Curtis and Margie (Jacques) Thomasson were recently in Oakman, North Alabama, to visit their eldest son, Curt, and his family.
On their way north they stopped in Tuscaloosa to visit a dear friend from Curtis’s college days at the University, Gwen Lollar, who is gravely ill in Northport Hospital.
Curtis and Margie had hoped to see their grandsons, Tyler and Peyton, play baseball; but rain put a damper on that plan.
While eating out at the Bull Pen Restaurant in Oakman, the Thomassons were surprised to run into the family of Sammy Huggins, formerly of Andalusia. Sammy’s son, Pierce, is engaged to an Oakman girl.
The senior adults of First Baptist (East Three-Notch) met May 21 in Fellowship Hall for lunch and a program on cemeteries by Curtis Hampton Thomasson.
Bill Law worded the invocation; Dr. Fred Karthaus, the minister, the benediction.

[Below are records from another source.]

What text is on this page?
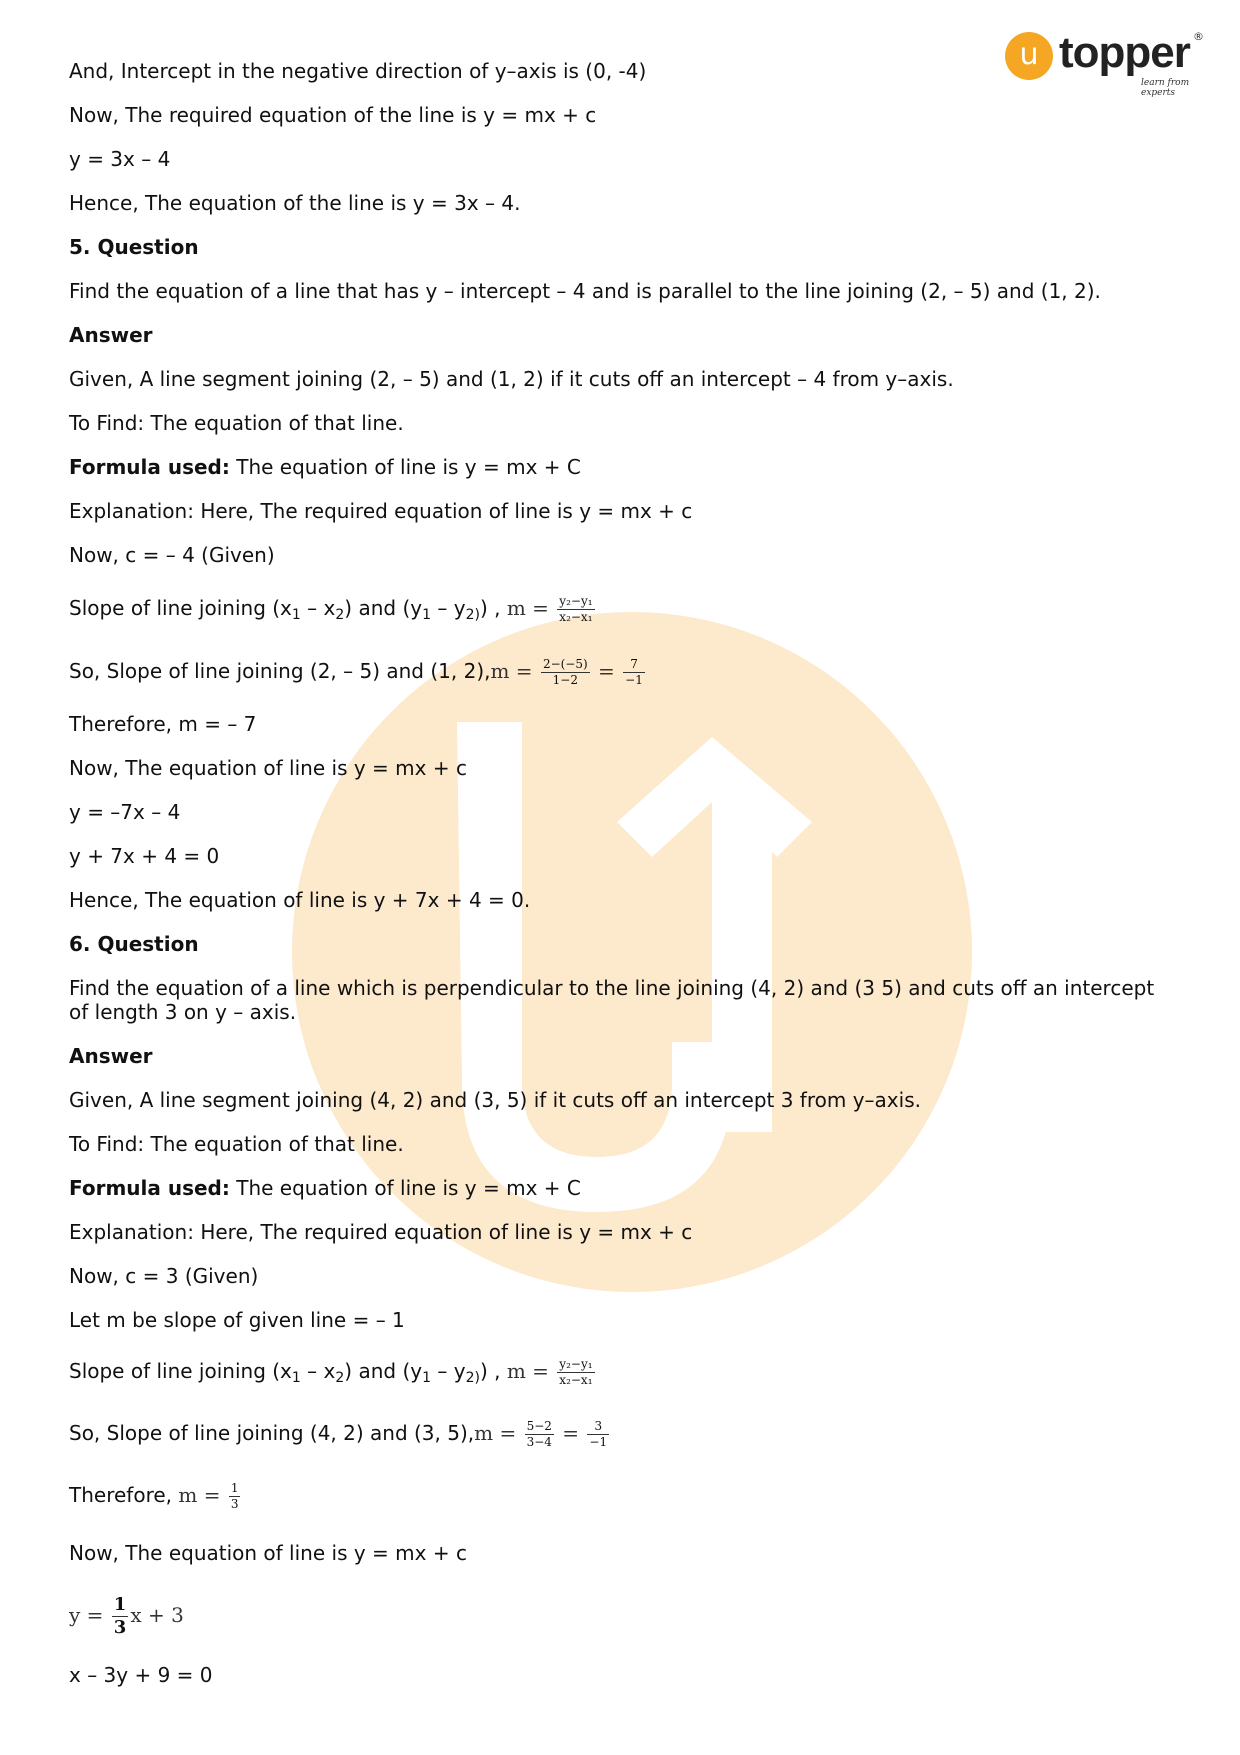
u topper ®
learn from experts

And, Intercept in the negative direction of y–axis is (0, -4)

Now, The required equation of the line is y = mx + c

y = 3x – 4

Hence, The equation of the line is y = 3x – 4.

5. Question

Find the equation of a line that has y – intercept – 4 and is parallel to the line joining (2, – 5) and (1, 2).

Answer

Given, A line segment joining (2, – 5) and (1, 2) if it cuts off an intercept – 4 from y–axis.

To Find: The equation of that line.

Formula used: The equation of line is y = mx + C

Explanation: Here, The required equation of line is y = mx + c

Now, c = – 4 (Given)

Slope of line joining $(x_1 - x_2)$ and $(y_1 - y_{2)})$ , $m = \frac{\text{y₂−y₁}}{\text{x₂−x₁}}$

So, Slope of line joining (2, – 5) and (1, $2),m = \frac{2-(-5)}{1-2} = \frac{7}{-1}$

Therefore, m = – 7

Now, The equation of line is y = mx + c

y = –7x – 4

y + 7x + 4 = 0

Hence, The equation of line is y + 7x + 4 = 0.

6. Question

Find the equation of a line which is perpendicular to the line joining (4, 2) and (3 5) and cuts off an intercept of length 3 on y – axis.

Answer

Given, A line segment joining (4, 2) and (3, 5) if it cuts off an intercept 3 from y–axis.

To Find: The equation of that line.

Formula used: The equation of line is y = mx + C

Explanation: Here, The required equation of line is y = mx + c

Now, c = 3 (Given)

Let m be slope of given line = – 1

Slope of line joining $(x_1 - x_2)$ and $(y_1 - y_{2)})$ , $m = \frac{\text{y₂−y₁}}{\text{x₂−x₁}}$

So, Slope of line joining (4, 2) and (3, $5),m = \frac{5-2}{3-4} = \frac{3}{-1}$

Therefore, $m = \frac{1}{3}$

Now, The equation of line is y = mx + c

$y = \frac{1}{3}$ x + 3

x – 3y + 9 = 0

The hall was decorated by Trudy Vickers, assisted by Kittye Wyatt.
Gordon Vickers, director of senior adults, presided.
Tables were appointed for Memorial Day with centerpieces of red-white-and-blue sparkles, peppermint candies, and flag underlays, with red napkins. A pot of petunias sat on the head table. Hilltop catered with beef stew, rice, black-eyed peas, rolls, tea and Dean’s cakes.
“Happy Birthday” was sung to Dr. Morgan Moore, chairman of the Senior Adult Council.
Mr. Thomasson, who weekly writes the genealogical column for this paper, shared names of historic cemeteries in Covington County, their status, stories of those buried therein, preservation efforts, and registry notes.
A native of Andalusia, graduate of Straughn High School, and alumnus of the University with a B.S., M.A. and educational-specialist degree in counseling and guidance, Thomasson is a retired educator, having taught biology in Tuscaloosa City Schools for three years, math and science at the Andalusia High School for one year, and having served as guidance counselor there for three years, followed by 27 years as director of counseling at the Lurleen B. Wallace State Junior College.
He is married to the former Margie Jacques of Arkansas.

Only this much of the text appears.